Le projet e-Satis par exemple, porte sur les commentaires laissés par les patients après leur hospitalisation pour mieux prendre en compte les sujets qui importent aux usagers du système de soins. Durant l’automne 2021, un hackathon sera organisé pour prototype de nouveaux usages sur les textes de l’ensemble des productions de la HAS.
S’intégrer à l’écosystème des données en santé et social
Le dernier axe se tourne vers l’intégration à l’écosystème des données en santé et sa structuration en interne comme en externe. La donnée est un sujet éminemment transverse et collaboratif. Il est essentiel, pour la HAS, de structurer le sujet en interne (échanges, formations…) et de s’intégrer au réseau des acteurs produisant et utilisant les données en santé et social : la HAS considère qu’elle a un rôle important à y jouer en tant qu’autorité scientifique indépendante.
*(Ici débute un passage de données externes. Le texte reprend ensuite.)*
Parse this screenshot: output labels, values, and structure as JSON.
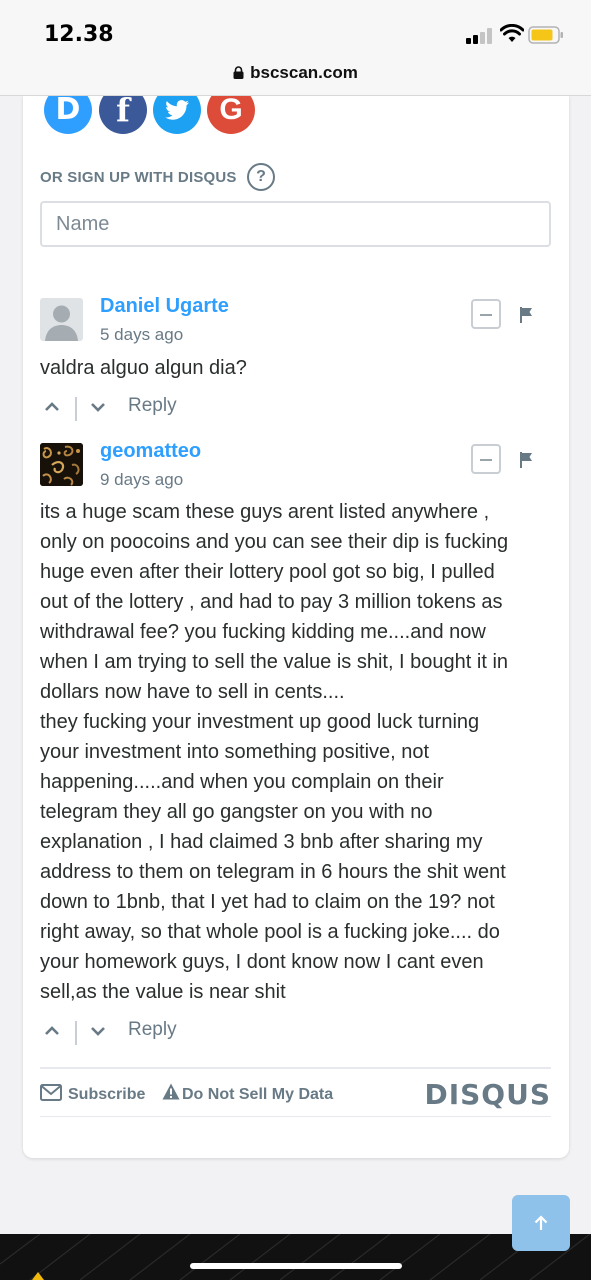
{
  "status_bar": {
    "time": "12.38"
  },
  "browser": {
    "url": "bscscan.com"
  },
  "social_logins": [
    {
      "icon": "disqus-icon",
      "glyph": "D",
      "color": "#2e9fff"
    },
    {
      "icon": "facebook-icon",
      "glyph": "f",
      "color": "#3b5998"
    },
    {
      "icon": "twitter-icon",
      "glyph": "t",
      "color": "#1da1f2"
    },
    {
      "icon": "google-icon",
      "glyph": "G",
      "color": "#dd4b39"
    }
  ],
  "signup": {
    "label": "OR SIGN UP WITH DISQUS",
    "help_glyph": "?",
    "name_placeholder": "Name"
  },
  "comments": [
    {
      "author": "Daniel Ugarte",
      "age": "5 days ago",
      "text": "valdra alguo algun dia?",
      "reply_label": "Reply"
    },
    {
      "author": "geomatteo",
      "age": "9 days ago",
      "text": "its a huge scam these guys arent listed anywhere ,\nonly on poocoins and you can see their dip is fucking\nhuge even after their lottery pool got so big, I pulled\nout of the lottery , and had to pay 3 million tokens as\nwithdrawal fee? you fucking kidding me....and now\nwhen I am trying to sell the value is shit, I bought it in\ndollars now have to sell in cents....\nthey fucking your investment up good luck turning\nyour investment into something positive, not\nhappening.....and when you complain on their\ntelegram they all go gangster on you with no\nexplanation , I had claimed 3 bnb after sharing my\naddress to them on telegram in 6 hours the shit went\ndown to 1bnb, that I yet had to claim on the 19? not\nright away, so that whole pool is a fucking joke.... do\nyour homework guys, I dont know now I cant even\nsell,as the value is near shit",
      "reply_label": "Reply"
    }
  ],
  "footer": {
    "subscribe_label": "Subscribe",
    "do_not_sell_label": "Do Not Sell My Data",
    "brand": "DISQUS"
  }
}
Pierre-Alain Jachiet précise :
“Malgré la haute confidentialité des données considérées, il est crucial d’identifier ce qui est mutualisable en termes d’outils, de données et de méthodes.”
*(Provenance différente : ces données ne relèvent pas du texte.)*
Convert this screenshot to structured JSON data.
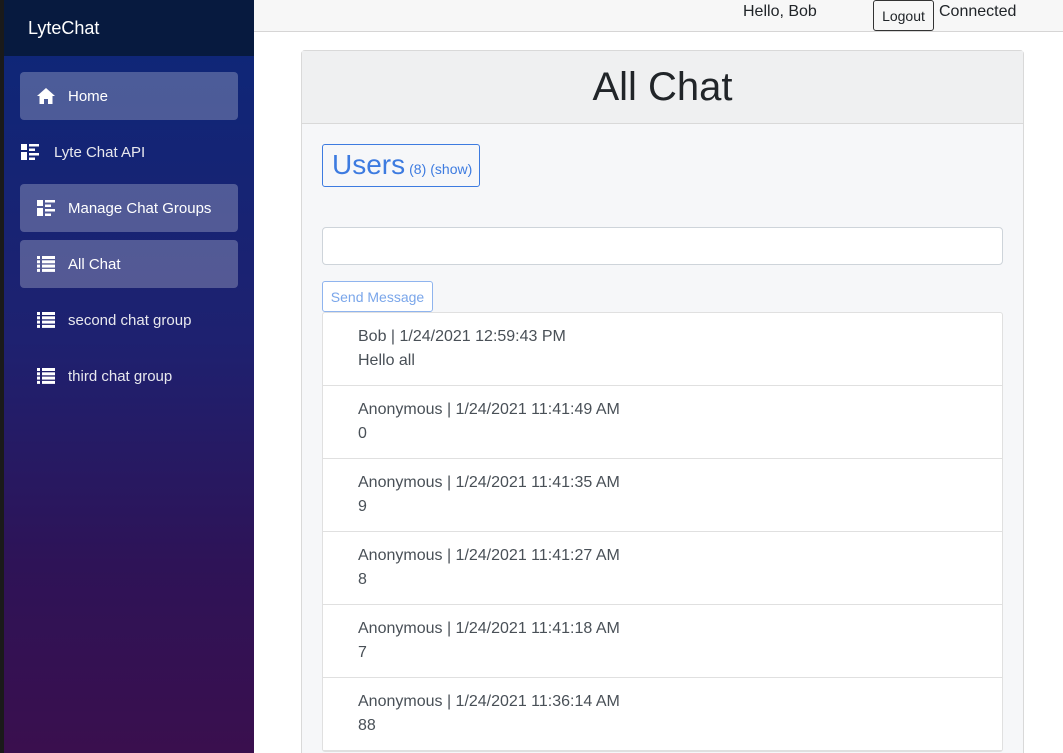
{
  "app": {
    "brand": "LyteChat"
  },
  "sidebar": {
    "items": [
      {
        "label": "Home",
        "icon": "home-icon"
      },
      {
        "label": "Lyte Chat API",
        "icon": "dashboard-icon"
      },
      {
        "label": "Manage Chat Groups",
        "icon": "dashboard-icon"
      },
      {
        "label": "All Chat",
        "icon": "list-icon"
      },
      {
        "label": "second chat group",
        "icon": "list-icon"
      },
      {
        "label": "third chat group",
        "icon": "list-icon"
      }
    ]
  },
  "header": {
    "greeting": "Hello, Bob",
    "logout_label": "Logout",
    "status": "Connected"
  },
  "main": {
    "title": "All Chat",
    "users": {
      "label": "Users",
      "count": "(8)",
      "show": "(show)"
    },
    "message_input": {
      "value": "",
      "placeholder": ""
    },
    "send_label": "Send Message",
    "messages": [
      {
        "meta": "Bob | 1/24/2021 12:59:43 PM",
        "text": "Hello all"
      },
      {
        "meta": "Anonymous | 1/24/2021 11:41:49 AM",
        "text": "0"
      },
      {
        "meta": "Anonymous | 1/24/2021 11:41:35 AM",
        "text": "9"
      },
      {
        "meta": "Anonymous | 1/24/2021 11:41:27 AM",
        "text": "8"
      },
      {
        "meta": "Anonymous | 1/24/2021 11:41:18 AM",
        "text": "7"
      },
      {
        "meta": "Anonymous | 1/24/2021 11:36:14 AM",
        "text": "88"
      }
    ]
  },
  "colors": {
    "sidebar_top": "#0c2779",
    "sidebar_bottom": "#3a0f4e",
    "brand_bar": "#071a3f",
    "primary": "#3d7be0"
  }
}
Pour réussir à mettre en place ces quatre axes, la HAS a recruté pour renforcer son réseau d’experts data : Pierre-Alain Jachiet comme responsable de la stratégie, Matthieu Doutreligne qui réalise un doctorat en cotutelle avec l’Institut national de recherche en informatique et en automatique (Inria) sur l’utilité des entrepôts de données de santé pour mesurer des effets de traitement, Timothée Chehab comme ingénieur en charge de la plateforme donnée de la HAS, Thibault Ledieu comme ingénieur spécialiste des données massives en santé et prochainement et Pavel Soriano comme responsable data science spécialiste du traitement automatique du langage.